The results of this study together with earlier findings in literature shed a new light on intraperitoneal chemotherapy administration. The importance of systemic exposure of intraperitoneal administrated drugs is often underestimated. We showed that the assumption that systemic exposure after intraperitoneal therapy remains low does not apply for all cytotoxic drugs and in some circumstances can be very high, as is the case for intraperitoneal administered cisplatin. The chemotherapy schedule used in this study is the GOG-172 regimen that demonstrated a 16-month improvement in median overall survival [7]. However, in clinical practice it has been demonstrated that a large proportion of patients receive a modified regimen at treatment initiation, including cisplatin dose reductions, replacement of cisplatin with carboplatin and/or substitution of intravenous paclitaxel [28]. Together with the high incidence of grade 3/4 AEs this demonstrates that there is still room for improvement. This study clearly showed that, in addition to a local effect, both the clinical benefit and systemic adverse events seen with cisplatin-based intraperitoneal chemotherapy might be a result of high systemic exposure to ultrafiltered cisplatin.

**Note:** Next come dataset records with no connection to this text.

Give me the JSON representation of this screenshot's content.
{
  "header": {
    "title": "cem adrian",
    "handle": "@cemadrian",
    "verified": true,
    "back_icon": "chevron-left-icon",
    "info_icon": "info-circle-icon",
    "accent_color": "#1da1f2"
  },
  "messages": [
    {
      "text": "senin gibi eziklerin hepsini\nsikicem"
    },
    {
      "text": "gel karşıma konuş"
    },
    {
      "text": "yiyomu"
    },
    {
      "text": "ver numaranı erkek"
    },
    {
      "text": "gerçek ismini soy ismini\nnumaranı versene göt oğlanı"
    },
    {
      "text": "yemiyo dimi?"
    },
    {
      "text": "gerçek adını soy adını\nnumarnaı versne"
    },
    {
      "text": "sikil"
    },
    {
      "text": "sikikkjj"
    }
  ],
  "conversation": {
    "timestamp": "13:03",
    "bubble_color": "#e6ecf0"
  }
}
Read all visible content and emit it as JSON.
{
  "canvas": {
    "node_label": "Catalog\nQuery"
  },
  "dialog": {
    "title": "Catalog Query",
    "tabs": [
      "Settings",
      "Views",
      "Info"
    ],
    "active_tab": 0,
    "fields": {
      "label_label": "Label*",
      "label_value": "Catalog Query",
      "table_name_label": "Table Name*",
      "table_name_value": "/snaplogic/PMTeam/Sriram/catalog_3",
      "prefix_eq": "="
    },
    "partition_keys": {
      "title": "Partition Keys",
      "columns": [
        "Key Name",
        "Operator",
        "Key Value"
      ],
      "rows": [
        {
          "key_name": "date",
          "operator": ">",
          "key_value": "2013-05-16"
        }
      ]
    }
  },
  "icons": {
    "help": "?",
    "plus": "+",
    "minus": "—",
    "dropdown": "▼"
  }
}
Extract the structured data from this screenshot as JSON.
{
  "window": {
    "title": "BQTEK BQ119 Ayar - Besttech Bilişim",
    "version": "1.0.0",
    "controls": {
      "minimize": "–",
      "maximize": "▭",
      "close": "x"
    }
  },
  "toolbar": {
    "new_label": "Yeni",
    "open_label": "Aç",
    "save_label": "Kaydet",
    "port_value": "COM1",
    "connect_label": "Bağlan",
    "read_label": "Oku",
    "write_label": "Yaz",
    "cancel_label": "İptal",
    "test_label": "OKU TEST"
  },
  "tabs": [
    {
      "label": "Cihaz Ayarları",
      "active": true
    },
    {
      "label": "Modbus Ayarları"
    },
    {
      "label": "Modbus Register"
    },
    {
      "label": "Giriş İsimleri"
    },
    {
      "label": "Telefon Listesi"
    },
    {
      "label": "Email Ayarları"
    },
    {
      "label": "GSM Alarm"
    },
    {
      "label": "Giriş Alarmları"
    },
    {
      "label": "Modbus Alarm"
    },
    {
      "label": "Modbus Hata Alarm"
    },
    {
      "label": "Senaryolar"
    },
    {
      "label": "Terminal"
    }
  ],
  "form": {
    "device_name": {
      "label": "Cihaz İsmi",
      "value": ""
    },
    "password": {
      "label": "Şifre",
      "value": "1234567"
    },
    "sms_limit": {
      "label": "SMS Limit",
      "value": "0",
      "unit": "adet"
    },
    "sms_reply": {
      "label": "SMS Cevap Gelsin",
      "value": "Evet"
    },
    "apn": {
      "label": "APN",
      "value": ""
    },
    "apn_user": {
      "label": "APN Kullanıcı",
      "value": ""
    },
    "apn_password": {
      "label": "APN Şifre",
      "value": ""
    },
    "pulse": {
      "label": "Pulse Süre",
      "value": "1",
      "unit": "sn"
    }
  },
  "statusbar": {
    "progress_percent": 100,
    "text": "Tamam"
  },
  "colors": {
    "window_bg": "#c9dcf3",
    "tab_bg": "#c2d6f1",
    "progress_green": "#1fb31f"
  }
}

Intraperitoneal administration of 100 mg/m2 cisplatin results in high systemic exposure to ultrafiltered cisplatin. Interindividual pharmacokinetic variation of ultrafiltered cisplatin after intraperitoneal administration is remarkably low. Systemic uptake from the peritoneal cavity is highly drug dependent, with cisplatin showing fast peritoneal-to-blood transport, whereas paclitaxel is very slowly absorbed. The long intraperitoneal residence time of paclitaxel might be related to the local toxicity of intraperitoneal administration.